Some institutions, particularly community colleges, aren’t interested in boasting about a picturesque campus or winning football team. They just want to deliver on their central mission: serving the greatest number of students at the lowest cost. For them, ready-made courses are a godsend. Rio Salado College in Tempe, Arizona, has close to 70,000 students, more than half of whom take classes online. “Our model is very scalable,” says Jennifer McGrath, the vice president for academic affairs. “One course, many sections. Same lesson, same assignments.” Though the school has its own team of online course designers and a dedicated studio to produce course videos, it can only create a fraction of the more than 600 classes it offers. So it looks for third-party content to fill the gap. “We’re very much a Pearson school,” says McGrath.

The results, she says, have been encouraging. It’s easy to measure learning outcomes with the publishers’ online course software, and student retention and completion rates have been high. There are dissenters, she admits. “Some faculty might bristle because they perceive a loss of academic freedom,” she says. “It’s a delicate balance.”

The level of faculty involvement can vary considerably, even with prefab courses. Chad Mason, the UNC­–Charlotte student who took general psychology, said he had only glancing contact with his instructor. Even his essay was automatically graded, giving him machine-generated feedback on voice, sentence structure, and the depth of his ideas. 
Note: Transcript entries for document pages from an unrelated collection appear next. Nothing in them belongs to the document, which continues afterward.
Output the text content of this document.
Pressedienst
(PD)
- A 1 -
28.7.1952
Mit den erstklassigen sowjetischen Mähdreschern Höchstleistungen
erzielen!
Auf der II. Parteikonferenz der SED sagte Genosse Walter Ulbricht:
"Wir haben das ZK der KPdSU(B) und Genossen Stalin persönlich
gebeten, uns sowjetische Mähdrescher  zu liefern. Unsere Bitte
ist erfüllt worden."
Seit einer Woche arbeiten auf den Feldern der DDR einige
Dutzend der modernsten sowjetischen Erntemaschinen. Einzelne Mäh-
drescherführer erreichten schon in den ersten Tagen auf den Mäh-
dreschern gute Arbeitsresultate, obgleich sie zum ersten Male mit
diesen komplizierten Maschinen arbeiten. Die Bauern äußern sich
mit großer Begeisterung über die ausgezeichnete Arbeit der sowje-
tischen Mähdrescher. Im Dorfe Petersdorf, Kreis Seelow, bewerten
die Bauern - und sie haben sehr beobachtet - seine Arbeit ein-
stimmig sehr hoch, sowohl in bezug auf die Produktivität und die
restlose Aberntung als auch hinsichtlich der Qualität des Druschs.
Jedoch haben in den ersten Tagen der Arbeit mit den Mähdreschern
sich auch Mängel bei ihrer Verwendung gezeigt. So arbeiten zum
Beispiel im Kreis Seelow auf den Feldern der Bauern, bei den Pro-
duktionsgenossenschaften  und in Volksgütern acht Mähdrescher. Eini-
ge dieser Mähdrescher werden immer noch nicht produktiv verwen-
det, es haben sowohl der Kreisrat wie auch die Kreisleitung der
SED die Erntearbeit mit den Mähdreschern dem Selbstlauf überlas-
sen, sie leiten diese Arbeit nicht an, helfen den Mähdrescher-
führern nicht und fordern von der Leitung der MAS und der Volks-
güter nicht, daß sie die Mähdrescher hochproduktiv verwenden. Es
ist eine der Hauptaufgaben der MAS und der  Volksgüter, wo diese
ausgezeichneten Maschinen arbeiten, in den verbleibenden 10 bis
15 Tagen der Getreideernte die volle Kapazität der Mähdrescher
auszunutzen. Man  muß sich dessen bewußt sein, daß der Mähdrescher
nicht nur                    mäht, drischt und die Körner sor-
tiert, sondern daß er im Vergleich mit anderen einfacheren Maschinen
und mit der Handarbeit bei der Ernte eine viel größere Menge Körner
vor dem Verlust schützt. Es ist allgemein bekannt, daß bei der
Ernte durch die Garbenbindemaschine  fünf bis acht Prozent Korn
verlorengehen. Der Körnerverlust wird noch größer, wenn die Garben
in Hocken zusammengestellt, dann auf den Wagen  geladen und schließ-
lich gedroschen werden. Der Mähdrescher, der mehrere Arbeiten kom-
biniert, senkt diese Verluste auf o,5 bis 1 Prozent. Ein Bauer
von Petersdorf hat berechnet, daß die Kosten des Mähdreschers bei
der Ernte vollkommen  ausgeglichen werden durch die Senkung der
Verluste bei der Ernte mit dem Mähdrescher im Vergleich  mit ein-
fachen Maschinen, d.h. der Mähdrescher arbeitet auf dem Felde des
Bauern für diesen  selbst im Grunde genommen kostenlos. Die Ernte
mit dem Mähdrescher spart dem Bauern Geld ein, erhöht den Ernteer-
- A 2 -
But Jonathan Serrano, who took the similar course at Essex County College, said that toward the end of the course, he was calling his professor so often “that I felt I had to apologize.” While the course materials might have all come from Pearson, Serrano said that his professor acted as a guide and at times cheerleader for those in the class. Serrano also received personal feedback on his essays and interacted with classmates through an online discussion session, which the professor monitored closely. He says he felt he grew as a writer during the semester.

The professor, Thomas Page, also holds two conference calls each semester with all his online students. “I think it’s really important to guide them through the process,” he says.

Page, who, in addition to teaching psychology runs the online learning program at Essex, at first created his own online class, making videos of his lectures and uploading his slides and other materials. But after one semester, he realized that Pearson’s MyPsychLab offered a more thorough experience than he could produce himself. So he switched. “We didn’t reinvent the wheel. It was already done,” he says.

Many schools are faced with a similar choice, says Jefferson Flanders, the chief executive of MindEdge Inc., which produces a learning technology platform as well as content for universities and others. “Ironically, I would fear less the course-in-a-box future than I do the cooking-it-at-home,” he says. Doing it yourself, in most cases, means an inferior experience for the student. “Is it better to rework your own biology class online, or take a Pearson Mastering class which has a lot of research behind it?” he asks. That’s an uncomfortable situation for many faculty, however, as they turn over much of the basic teaching to software.

“I don’t think there are any heroes or villains here,” says Flanders. “There is just an extremely muddled understanding of what the boundaries are, and real questions for faculty about what their role might be.”